Africa loses over $13bn to fall armyworm

Africa loses over $13bn to fall armyworm

By Tunde Osho  (with agency reports)

Fall armyworm has caused Africa over $13 billion as experts warn the pest has come to stay on the continent.

According to agric experts from the USAID Bureau for food security, the continuous existence of the pest poses a huge threat to food security, incomes of farmers as well as agricultural trade across the continent.

Speaking to members of the media in a telephonic press conference at the US Embassy, policy engagement coordinator, fall armyworm task force, USAID Bureau for Food Security, Regina Eddy said “it will impact income and trade. This means that if farmers were earning more incomes, this disappears and also trade in general diminishes.”

She said the issue is a very serious one hence the need to tackle it as soon as possible.
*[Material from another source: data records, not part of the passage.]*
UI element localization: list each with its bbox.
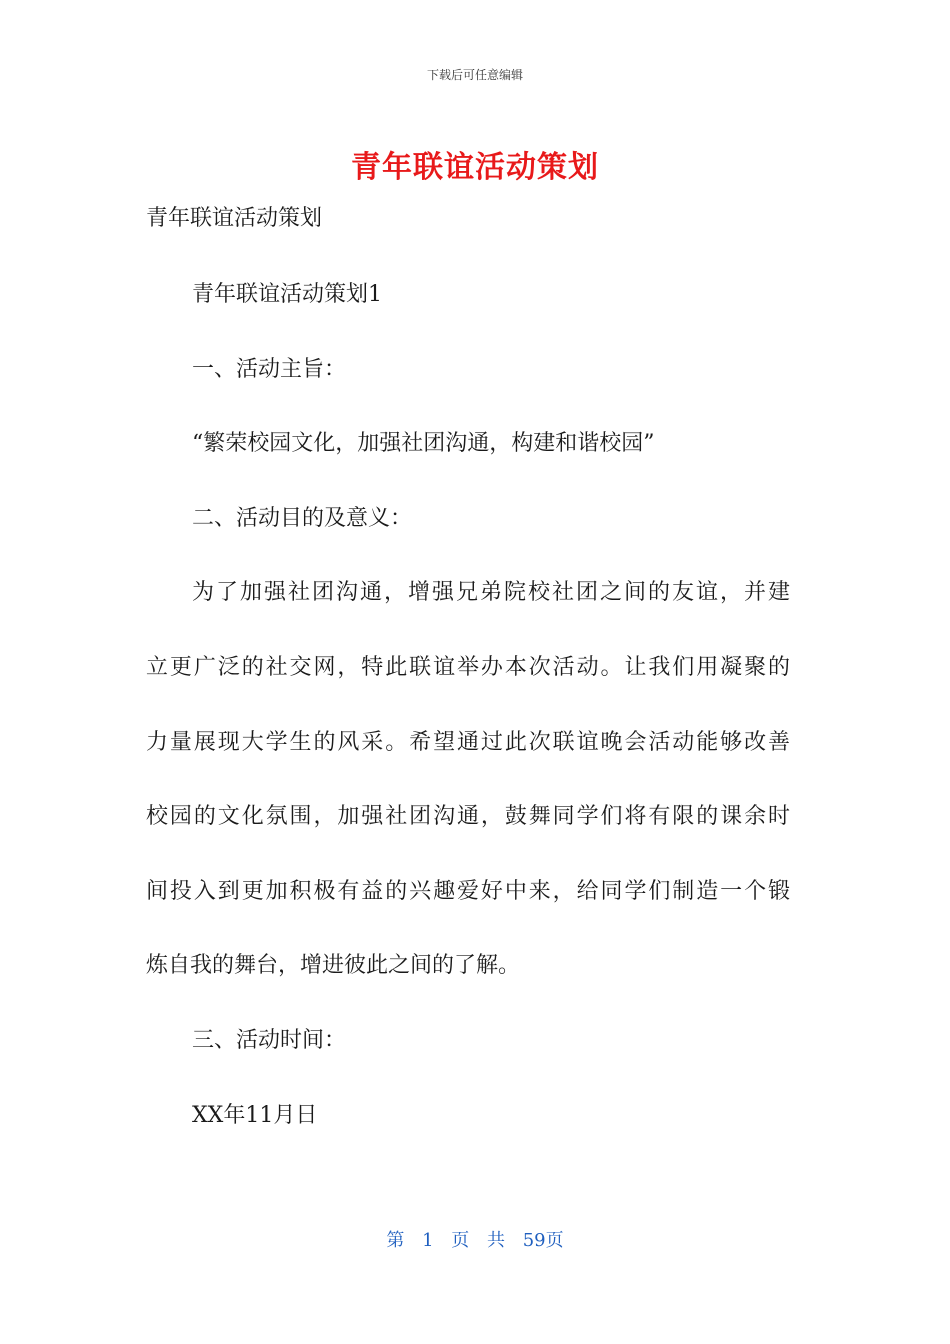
section-heading-plan-1: 青年联谊活动策划1	[192, 282, 382, 307]
subtitle-line: 青年联谊活动策划	[146, 206, 323, 231]
section-heading-time: 三、活动时间：	[192, 1028, 347, 1053]
footer-total-label: 共	[487, 1230, 505, 1251]
footer-total-pages: 59页	[522, 1230, 564, 1251]
paragraph-line: 为了加强社团沟通，增强兄弟院校社团之间的友谊，并建	[192, 580, 790, 605]
page-footer	[0, 1226, 950, 1252]
document-title: 青年联谊活动策划	[351, 150, 599, 185]
section-heading-purpose: 一、活动主旨：	[192, 357, 347, 382]
footer-page-label: 第	[386, 1230, 405, 1251]
section-heading-goals: 二、活动目的及意义：	[192, 506, 413, 531]
paragraph-line: 校园的文化氛围，加强社团沟通，鼓舞同学们将有限的课余时	[146, 804, 790, 829]
footer-current-page: 1	[422, 1230, 434, 1251]
header-note: 下载后可任意编辑	[426, 68, 523, 82]
paragraph-line: 立更广泛的社交网，特此联谊举办本次活动。让我们用凝聚的	[146, 655, 790, 680]
footer-page-unit: 页	[451, 1230, 470, 1251]
paragraph-line: 炼自我的舞台，增进彼此之间的了解。	[146, 953, 521, 978]
paragraph-line: 力量展现大学生的风采。希望通过此次联谊晚会活动能够改善	[146, 730, 790, 755]
date-line: XX年11月日	[192, 1103, 318, 1128]
slogan-line: “繁荣校园文化，加强社团沟通，构建和谐校园”	[192, 431, 655, 456]
paragraph-line: 间投入到更加积极有益的兴趣爱好中来，给同学们制造一个锻	[146, 879, 790, 904]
The Fall Armyworm is an invasive crop pest, native to the America’s that has spread across more than 30 African countries.

In its larval stage, the crop has been compared to the locust for its devastating impact on crops. It breeds rapidly and its difficult to control.

The Fall Armyworm can feed and damage over 80 different crops including maize, rice, sorghum and sugarcane hence the potential to cause losses running into billions of dollars.

In Ghana,the Fall armyworm was first reported in the Yilo Krobo district of the eastern region in 2016.

From an initial figure of 1,400 hectares of affected farmlands as at May last year, more than 112,000 hectares of farm fields were invaded by the Fall Armyworm pests.

However, the government through the Ministry of Food Agriculture has responded with a budget of GHS16 million to fight the plague

But with the new crop season starting, the pest has resurfaced.

According to the coordinator, the fall armyworm task force, USAID Bureau for food security, the pest is here to stay in Africa.

Its endemic and it will be in the fields likely forever and farmers will have to learn to manage and deal with it. But in Africa, the challenge has been with lack of knowledge in identifying the pest and inability to disseminate information and transfer technologies.

However, through the USAID feed the future programme, collaboration is going on with various governments and communities to tackle the pest attack.

USAID, through the feed the future initiative is leading the US government’s efforts to combat the Fall armyworm with a broad coalition of partners including the private sector, universities, donors, research institutions and country governments.